What they're calling the "failed drug war" is one of three topics to be addressed during the Shadow Convention. Campaign finance reform and the growing wealth gap are also on the agenda.


"Millions of Americans now have a family member behind bars for violating the drug laws," says Ethan Nadelmann, executive director of the Lindesmith Center-Drug Policy Foundation. "This gathering is about giving a voice to those family members and others who have been victimized by a war on drugs that is doing far more harm than good."


As Republicans gather in the city that gave birth to the penitentiary, here is something to muse: Nearly one in four people in prison in the United States is there for a drug offense -- and, according to a recent report, the number of drug offenders locked up today is roughly the same as the entire prison population in 1980. Some prominent Republican officials descending upon Philadelphia this week are beginning to ask the hard questions about the drug war.

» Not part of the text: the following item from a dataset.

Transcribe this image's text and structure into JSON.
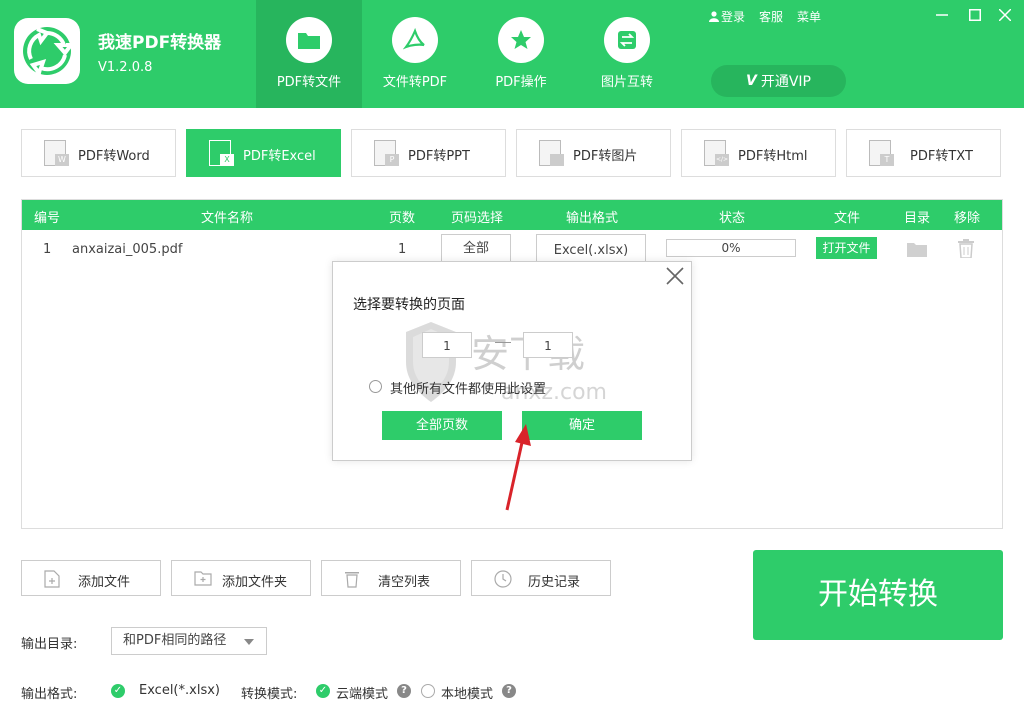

Outspoken critics like New Mexico Governor Gary Johnson, the first U.S. governor to call for marijuana legalization and other major drug policy reforms, and Representative Tom Campbell, the first major party politician to run for statewide office on a platform that includes significant drug policy reform, are both on the bill. The Rev. Jesse Jackson is also scheduled to deliver an address criticizing the way current drug policies unfairly target minorities. Most notoriously, stiffer laws instituted in the 1980s against the cheaper crack form of cocaine continue to put drug-abusing African Americans and Latinos in jail for far longer sentences than white Americans.


A report released last week, "Poor Prescription: the Costs of Imprisoning Drug Offenders in the United States," published by the Justice Policy Institute, reveals the consequences of the bipartisan, two-decade obsession with mandatory sentences and harsh drug policies.

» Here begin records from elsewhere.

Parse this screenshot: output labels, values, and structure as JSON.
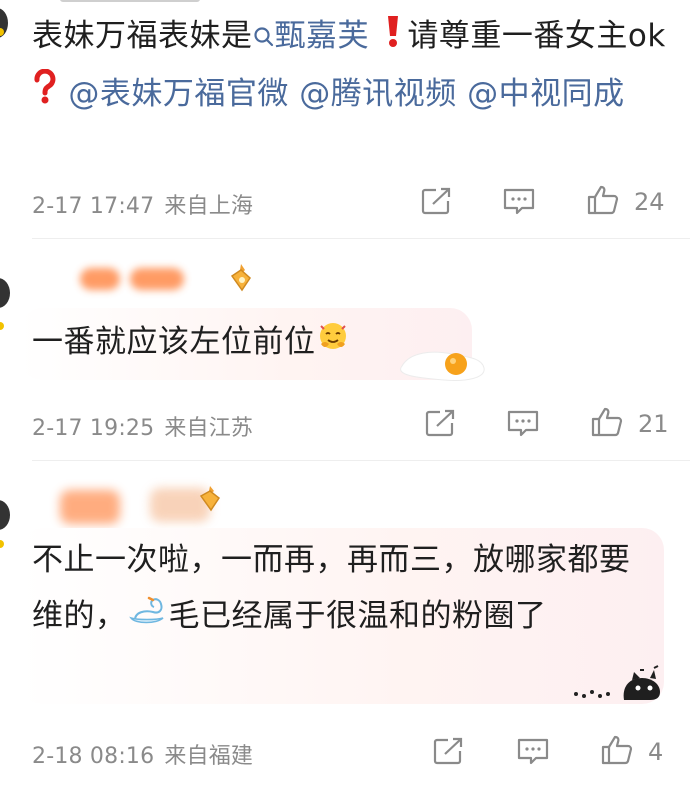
{
  "comments": [
    {
      "text_main": "表妹万福表妹是",
      "search_term": "甄嘉芙",
      "text_after_search": "请尊重一番女主ok",
      "mentions": [
        "@表妹万福官微",
        "@腾讯视频",
        "@中视同成"
      ],
      "date": "2-17 17:47",
      "location": "来自上海",
      "likes": "24"
    },
    {
      "text": "一番就应该左位前位",
      "date": "2-17 19:25",
      "location": "来自江苏",
      "likes": "21"
    },
    {
      "text_part1": "不止一次啦，一而再，再而三，放哪家都要维的，",
      "text_part2": "毛已经属于很温和的粉圈了",
      "date": "2-18 08:16",
      "location": "来自福建",
      "likes": "4"
    }
  ],
  "colors": {
    "link": "#4a6a9c",
    "meta": "#8a8a8a",
    "bubble_tint": "#fdeff1",
    "warning_red": "#e02020"
  },
  "icons": [
    "search-icon",
    "exclamation-icon",
    "question-icon",
    "share-icon",
    "comment-icon",
    "like-icon",
    "hug-emoji-icon",
    "egg-icon",
    "swan-emoji-icon",
    "cat-sticker-icon",
    "badge-icon"
  ]
}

The nation's prison population now stands at 2 million, but according to the report, this has less to do with making streets safer than with locking up nonviolent drug users. According to the study, while the number of people in state prisons for violent crime has doubled since 1980, the number of nonviolent offenders behind bars has tripled -- and the number of people incarcerated for drug offenses has gone up more than elevenfold.


Since President Ronald Reagan initiated an all-out "war on drugs" in 1982, the United States has been spending tens of billions of dollars a year in an attempt to control the trafficking and use of illicit drugs.


The activists, researchers and officials at the drug policy reform proceedings at the Shadow Convention will work hard to get the message out that current drug policies are doing more harm than good.


Current U.S. drug policy is based on the logic of deterrence, which assumes that targeting the drug supply through aggressive law enforcement will deter drug use by making drugs scarcer, more expensive and more difficult to buy. Drug enforcement, interdiction and overseas programs to halt foreign drug supplies continue to dominate spending, accounting for two-thirds of the federal drug budget. Less punitive demand-side measures such as treatment, prevention and education play a secondary role.


The Lindesmith Center and other groups holding the Shadow meetings contend that laws that focus largely on criminalization and punishment are simply not working. And scarce resources better expended on health, education and economic development are squandered on ever more expensive interdiction efforts. Persisting with current policies of busting and squeezing drug users through overburdened courts and prisons, but not treating most of them, will only result in more drug abuse, more empowerment of drug markets and criminals, and more disease, they say.


Drug abuse can certainly cause enormous damage, and needs to be reduced, says Nadelmann, but "drug prohibition, like alcohol Prohibition decades ago, generates extraordinary harms as well. It, not drugs per se, is responsible for creating vast underground markets, criminalizing millions of otherwise law-abiding citizens and corrupting both governments and societies at large."


Since no society is -- or can ever be -- drug free, the proper goal, these groups insist, should be to reduce the harms associated with both drug use and prohibitionist policies. "Drug policy reform is rapidly emerging as a new movement for political and social justice in the United States," Nadelmann says, "one that calls for drug policies based upon common sense, science, public health and human rights.


"Most thoughtful Americans know that the drug war has failed, and that it cannot succeed," Nadelmann continues. "Sorely lacking, however, is the political courage required to open this debate."